Question

A particle of mass m moving with velocity 1 m/s collides perfectly elastically with another stationary particle of mass 2m. If the incident particle is deflected by 90${}^o$, the heavy mass will make and angle $\theta$ with the initial direction of m equal to :

• A. ${60}^o$
• B. ${45}^o$
• C. ${15}^o$
• D. ${30}^o$

Answer 1

The correct option is D ${30}^o$

Let initial velocity of mass $m$ be $u$.

Also let the velocities of mass $m$ and $2m$ be $v$ and $V$ respectively after the collision.

Applying conservation of momentum in x direction :

$mu=0+\left(2m\right)Vcos\theta$ (Given $u=1$ $m{s}^{-1}$)

$⟹Vcos\theta =\frac{1}{2}$ ..............(1)

Applying conservation of momentum in y direction :

$0=mv-\left(2m\right)Vsin\theta$ $⟹Vsin\theta =\frac{v}{2}$ ..............(2)

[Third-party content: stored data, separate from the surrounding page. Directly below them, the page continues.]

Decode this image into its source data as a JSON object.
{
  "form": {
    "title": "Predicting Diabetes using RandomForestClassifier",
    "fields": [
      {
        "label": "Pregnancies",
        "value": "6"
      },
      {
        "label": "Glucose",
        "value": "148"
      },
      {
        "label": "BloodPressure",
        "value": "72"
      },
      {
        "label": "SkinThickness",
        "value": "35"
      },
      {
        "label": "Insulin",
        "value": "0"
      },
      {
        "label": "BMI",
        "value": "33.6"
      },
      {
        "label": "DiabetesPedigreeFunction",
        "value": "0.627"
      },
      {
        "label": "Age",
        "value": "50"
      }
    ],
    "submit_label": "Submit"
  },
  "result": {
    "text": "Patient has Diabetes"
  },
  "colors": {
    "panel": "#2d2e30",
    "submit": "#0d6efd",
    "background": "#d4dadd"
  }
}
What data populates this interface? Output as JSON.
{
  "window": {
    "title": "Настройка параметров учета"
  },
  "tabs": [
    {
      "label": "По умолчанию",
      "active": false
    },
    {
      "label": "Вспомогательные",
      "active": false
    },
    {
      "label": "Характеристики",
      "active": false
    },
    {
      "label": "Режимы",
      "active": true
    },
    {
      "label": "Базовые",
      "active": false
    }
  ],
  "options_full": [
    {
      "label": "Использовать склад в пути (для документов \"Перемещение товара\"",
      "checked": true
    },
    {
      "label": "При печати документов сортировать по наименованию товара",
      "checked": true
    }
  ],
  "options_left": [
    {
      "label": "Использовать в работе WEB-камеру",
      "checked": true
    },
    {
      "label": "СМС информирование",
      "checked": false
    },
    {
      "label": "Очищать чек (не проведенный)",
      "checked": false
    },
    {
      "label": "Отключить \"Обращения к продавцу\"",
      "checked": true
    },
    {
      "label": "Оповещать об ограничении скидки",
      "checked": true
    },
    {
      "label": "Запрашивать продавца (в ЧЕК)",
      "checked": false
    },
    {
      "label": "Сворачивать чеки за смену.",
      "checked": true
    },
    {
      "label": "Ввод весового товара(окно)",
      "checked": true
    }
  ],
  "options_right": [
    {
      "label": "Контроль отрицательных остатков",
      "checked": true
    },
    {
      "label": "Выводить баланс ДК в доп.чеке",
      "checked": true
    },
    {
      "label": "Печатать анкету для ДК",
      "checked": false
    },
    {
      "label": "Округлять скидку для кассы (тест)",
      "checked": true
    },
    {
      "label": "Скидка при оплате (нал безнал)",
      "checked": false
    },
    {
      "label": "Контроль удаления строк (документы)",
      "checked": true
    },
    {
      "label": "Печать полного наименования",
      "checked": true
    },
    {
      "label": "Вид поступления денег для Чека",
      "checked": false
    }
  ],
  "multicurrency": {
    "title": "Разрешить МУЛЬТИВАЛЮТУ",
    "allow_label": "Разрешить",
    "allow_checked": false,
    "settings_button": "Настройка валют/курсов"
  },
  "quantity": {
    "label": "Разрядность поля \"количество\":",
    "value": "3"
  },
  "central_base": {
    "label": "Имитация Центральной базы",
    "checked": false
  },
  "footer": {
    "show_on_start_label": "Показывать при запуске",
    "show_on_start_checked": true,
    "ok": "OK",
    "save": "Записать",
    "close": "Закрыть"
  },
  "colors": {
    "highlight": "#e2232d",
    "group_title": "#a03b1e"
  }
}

Solving (1) and (2), we get $V^2=\frac{1+v^2}{4}$ and $tan\theta =v$

Loss in kinetic energy in elastic collision is zero i.e $K.E_{initial}=K.E_{final}$

$\frac{1}{2}m{u}^2=\frac{1}{2}m{v}^2=\frac{1}{2}\left(2m\right)V^2$ (Given $u=1$ $m{s}^{-1}$)

$⟹2V^2=1-v^2$

$\therefore 2\times \frac{1+v^2}{4}=1-v^2$ $⟹v=\frac{1}{\sqrt{3}}$

Thus $tan\theta =v=\frac{1}{\sqrt{3}}$ $⟹\theta ={30}^o$